The internet's potential for fostering democracy is unnerving established powers.

The public sphere of debates, conversations and dialogue has been radically altered and people now communicate directly across borders, censors and languages. Countries where the traditional media is fully controlled by the State are suddenly faced with an unprecedented situation where people are in public conversations that are largely uncontrolled and inaccessible to the regimes. Many popular upsurges in recent times have been spontaneous since they have been a result of such public conversations building up and gathering momentum. The response of most regimes faced with the political fallout of these developments has been to shut down services, put up filters, reduce access and use good old, non-technological tools like jail terms and torture, to curb the dissent emerging out of these networks. Egypt tried to close down the entire internet of the country to stop protestors communicating with each other, while Iran tried to disable Twitter and Facebook. China has been the most “successful” in working out various methods of control over the net.
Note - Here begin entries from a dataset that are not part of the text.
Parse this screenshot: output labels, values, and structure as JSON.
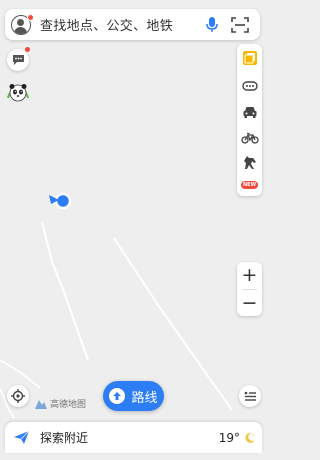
{
  "search": {
    "placeholder": "查找地点、公交、地铁"
  },
  "toolbar": {
    "items": [
      {
        "icon": "layers-icon"
      },
      {
        "icon": "more-icon"
      },
      {
        "icon": "car-icon"
      },
      {
        "icon": "bicycle-icon"
      },
      {
        "icon": "horse-icon"
      },
      {
        "icon": "new-badge",
        "badge": "NEW"
      }
    ]
  },
  "zoom": {
    "in_label": "+",
    "out_label": "−"
  },
  "route_button": {
    "label": "路线"
  },
  "map": {
    "attribution": "高德地图"
  },
  "bottom": {
    "label": "探索附近",
    "temperature": "19°"
  },
  "colors": {
    "accent": "#2d7df6",
    "badge_red": "#f24a3c",
    "map_bg": "#eeeeee"
  }
}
It has managed through a combination of measures and circumstances – by coercing the major communication companies, using a massive army of online censors, putting physical pressure on dissidents and taking advantage of China’s language isolation – to keep the Chinese internet relatively closed and sterile. Or so it appears. However, even governments in supposedly “open s ocieties” and “democracies” have been wary of the openness which these technologies have provided to their citizens and have often regressed into taking measures to undercut the openness of the net.